The question is… what are your ‘donors’ buying? It might be:
- The knowledge that they’ve done some good in the world
- The ability to show off to their friends that they’ve done something good in the world
- A fulfilled CSR requirement, and a pleased boss
- The confidence that their money has been used responsibly and effectively
It’s really easy to exaggerate the work that you do. It’s easy to make grand claims, tell only the best stories, and play to every donor’s particular foibles, telling them what they want to hear so that they’ll give you money, and keep on giving you money.
At the end of the day, the product that your donors and supporters are buying (or should be buying) is the work that you do for your clients. Everything else is (relatively speaking), fluff.

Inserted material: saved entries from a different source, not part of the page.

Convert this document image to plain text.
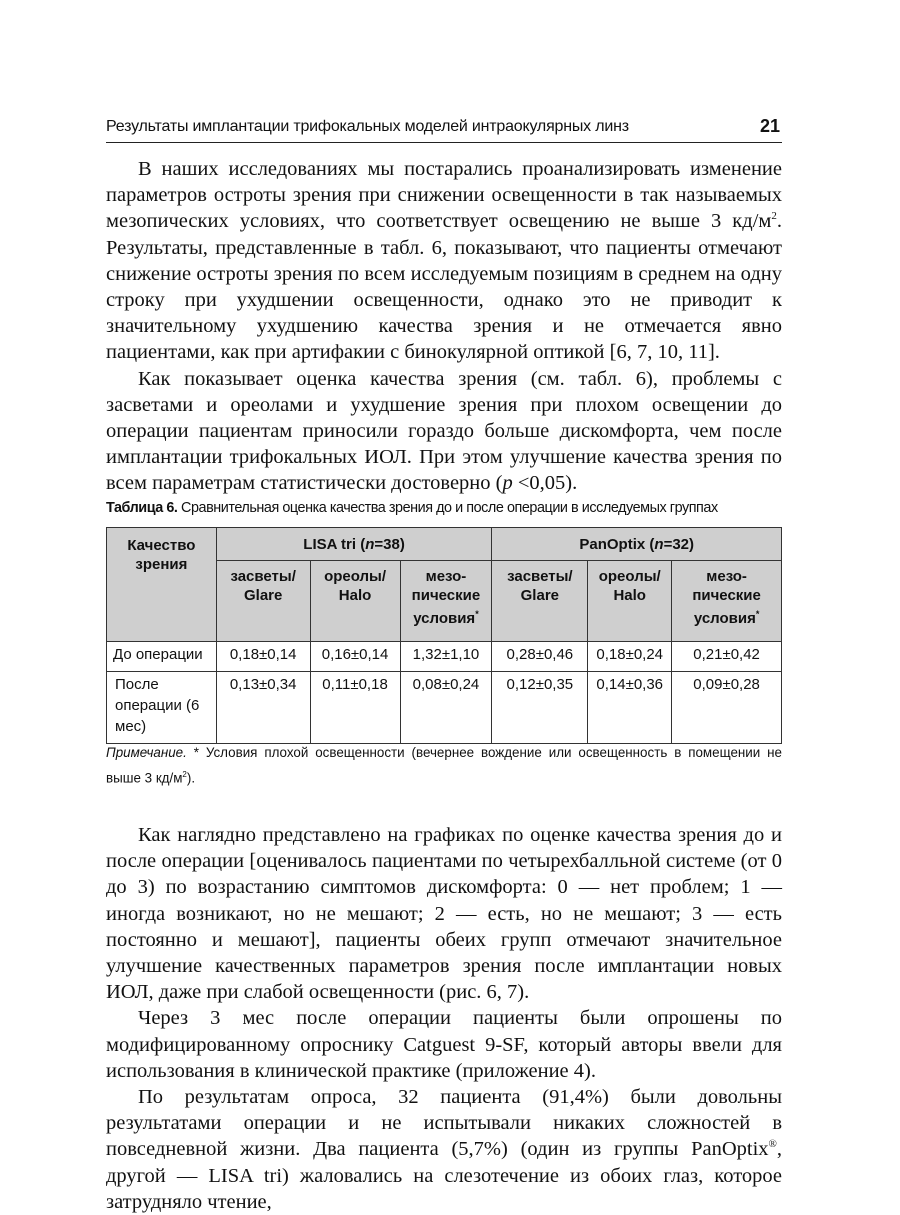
Результаты имплантации трифокальных моделей интраокулярных линз	21

В наших исследованиях мы постарались проанализировать изменение параметров остроты зрения при снижении освещенности в так называемых мезопических условиях, что соответствует освещению не выше 3 $кд/м^2$. Результаты, представленные в табл. 6, показывают, что пациенты отмечают снижение остроты зрения по всем исследуемым позициям в среднем на одну строку при ухудшении освещенности, однако это не приводит к значительному ухудшению качества зрения и не отмечается явно пациентами, как при артифакии с бинокулярной оптикой [6, 7, 10, 11].

Как показывает оценка качества зрения (см. табл. 6), проблемы с засветами и ореолами и ухудшение зрения при плохом освещении до операции пациентам приносили гораздо больше дискомфорта, чем после имплантации трифокальных ИОЛ. При этом улучшение качества зрения по всем параметрам статистически достоверно (p <0,05).

Таблица 6. Сравнительная оценка качества зрения до и после операции в исследуемых группах
Качество зрения	LISA tri (n=38)			PanOptix (n=32)		
	засветы/ Glare	ореолы/ Halo	мезо-пические условия*	засветы/ Glare	ореолы/ Halo	мезо-пические условия*
До операции	0,18±0,14	0,16±0,14	1,32±1,10	0,28±0,46	0,18±0,24	0,21±0,42
После операции (6 мес)	0,13±0,34	0,11±0,18	0,08±0,24	0,12±0,35	0,14±0,36	0,09±0,28
Примечание. * Условия плохой освещенности (вечернее вождение или освещенность в помещении не выше 3 $кд/м^2$).

Как наглядно представлено на графиках по оценке качества зрения до и после операции [оценивалось пациентами по четырехбалльной системе (от 0 до 3) по возрастанию симптомов дискомфорта: 0 — нет проблем; 1 — иногда возникают, но не мешают; 2 — есть, но не мешают; 3 — есть постоянно и мешают], пациенты обеих групп отмечают значительное улучшение качественных параметров зрения после имплантации новых ИОЛ, даже при слабой освещенности (рис. 6, 7).

Через 3 мес после операции пациенты были опрошены по модифицированному опроснику Catguest 9-SF, который авторы ввели для использования в клинической практике (приложение 4).

По результатам опроса, 32 пациента (91,4%) были довольны результатами операции и не испытывали никаких сложностей в повседневной жизни. Два пациента (5,7%) (один из группы PanOptix®, другой — LISA tri) жаловались на слезотечение из обоих глаз, которое затрудняло чтение,
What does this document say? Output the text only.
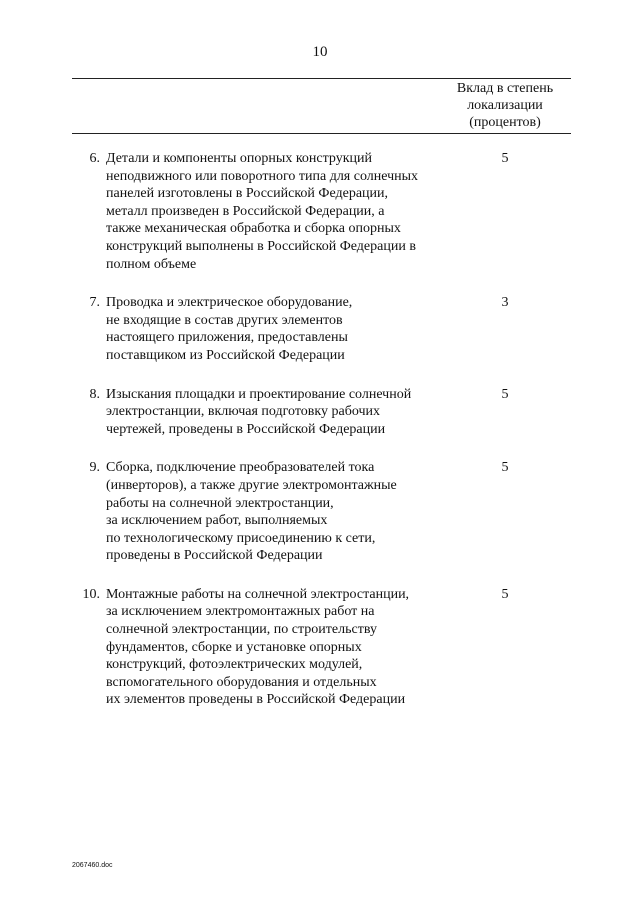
10
Вклад в степень
локализации
(процентов)
6. Детали и компоненты опорных конструкций
неподвижного или поворотного типа для солнечных
панелей изготовлены в Российской Федерации,
металл произведен в Российской Федерации, а
также механическая обработка и сборка опорных
конструкций выполнены в Российской Федерации в
полном объеме
5
7. Проводка и электрическое оборудование,
не входящие в состав других элементов
настоящего приложения, предоставлены
поставщиком из Российской Федерации
3
8. Изыскания площадки и проектирование солнечной
электростанции, включая подготовку рабочих
чертежей, проведены в Российской Федерации
5
9. Сборка, подключение преобразователей тока
(инверторов), а также другие электромонтажные
работы на солнечной электростанции,
за исключением работ, выполняемых
по технологическому присоединению к сети,
проведены в Российской Федерации
5
10. Монтажные работы на солнечной электростанции,
за исключением электромонтажных работ на
солнечной электростанции, по строительству
фундаментов, сборке и установке опорных
конструкций, фотоэлектрических модулей,
вспомогательного оборудования и отдельных
их элементов проведены в Российской Федерации
5
2067460.doc
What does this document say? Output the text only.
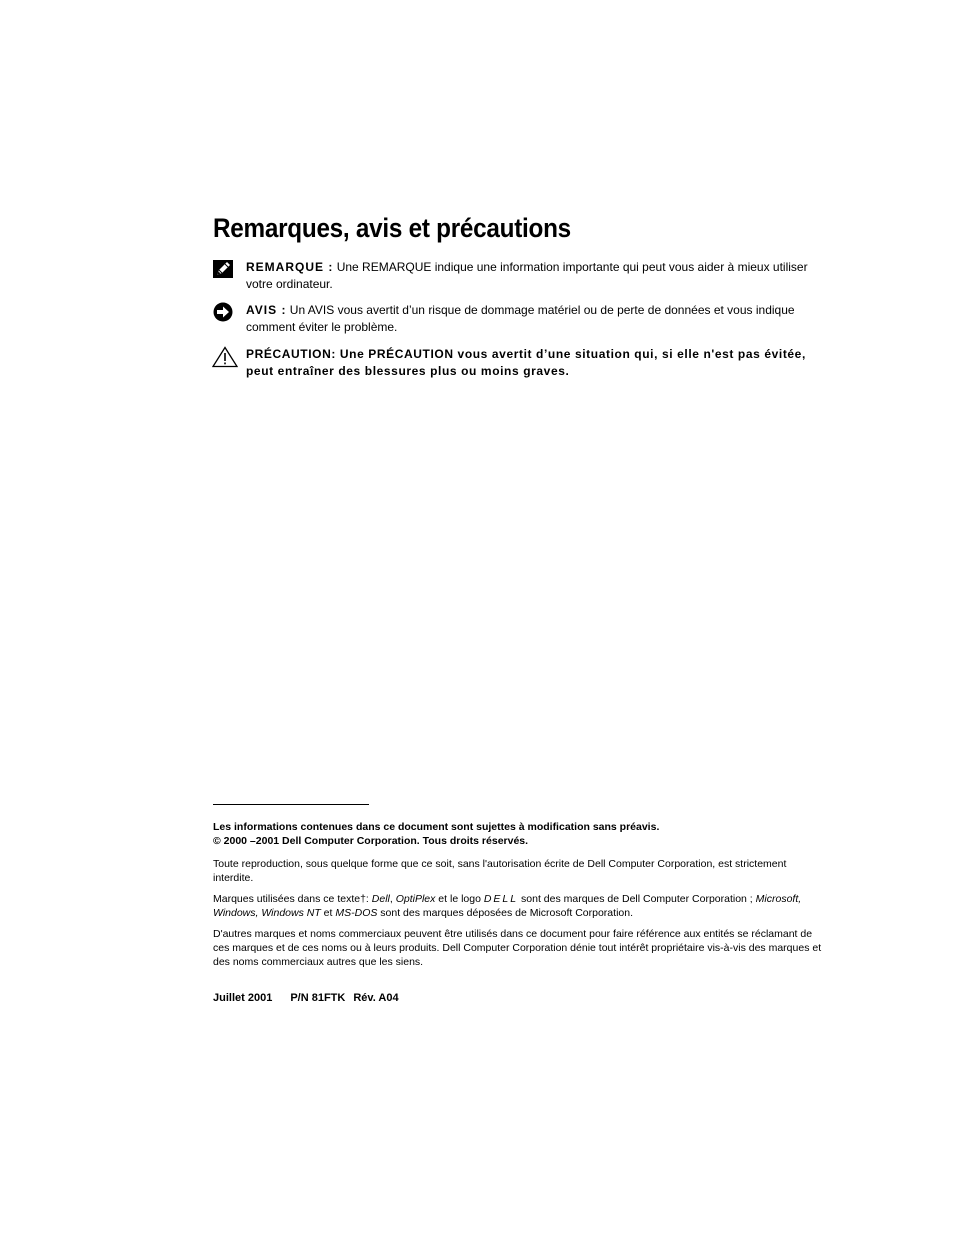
Remarques, avis et précautions
REMARQUE : Une REMARQUE indique une information importante qui peut vous aider à mieux utiliser votre ordinateur.
AVIS : Un AVIS vous avertit d’un risque de dommage matériel ou de perte de données et vous indique comment éviter le problème.
PRÉCAUTION: Une PRÉCAUTION vous avertit d’une situation qui, si elle n'est pas évitée, peut entraîner des blessures plus ou moins graves.

Les informations contenues dans ce document sont sujettes à modification sans préavis.

© 2000 –2001 Dell Computer Corporation. Tous droits réservés.

Toute reproduction, sous quelque forme que ce soit, sans l'autorisation écrite de Dell Computer Corporation, est strictement interdite.

Marques utilisées dans ce texte†: Dell, OptiPlex et le logo DELL sont des marques de Dell Computer Corporation ; Microsoft, Windows, Windows NT et MS-DOS sont des marques déposées de Microsoft Corporation.

D'autres marques et noms commerciaux peuvent être utilisés dans ce document pour faire référence aux entités se réclamant de ces marques et de ces noms ou à leurs produits. Dell Computer Corporation dénie tout intérêt propriétaire vis-à-vis des marques et des noms commerciaux autres que les siens.

Juillet 2001 P/N 81FTK Rév. A04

And at all costs resist the temptation to let the ‘needs’ of your donors shape what you do for your clients. Don’t lose sight of the reason you’re doing this in the first place. Listen to your supporters, but always be clear that you seek to serve your clients first, to focus on their needs and make a real difference to them in a way that they value.
Be accountable to your clients and their needs first of all, and everything else will be (relatively) easy.
Rule 1 of bootstrapping the non-profit
Ship real work for your clients [beneficiaries] first. Be real with your supporters.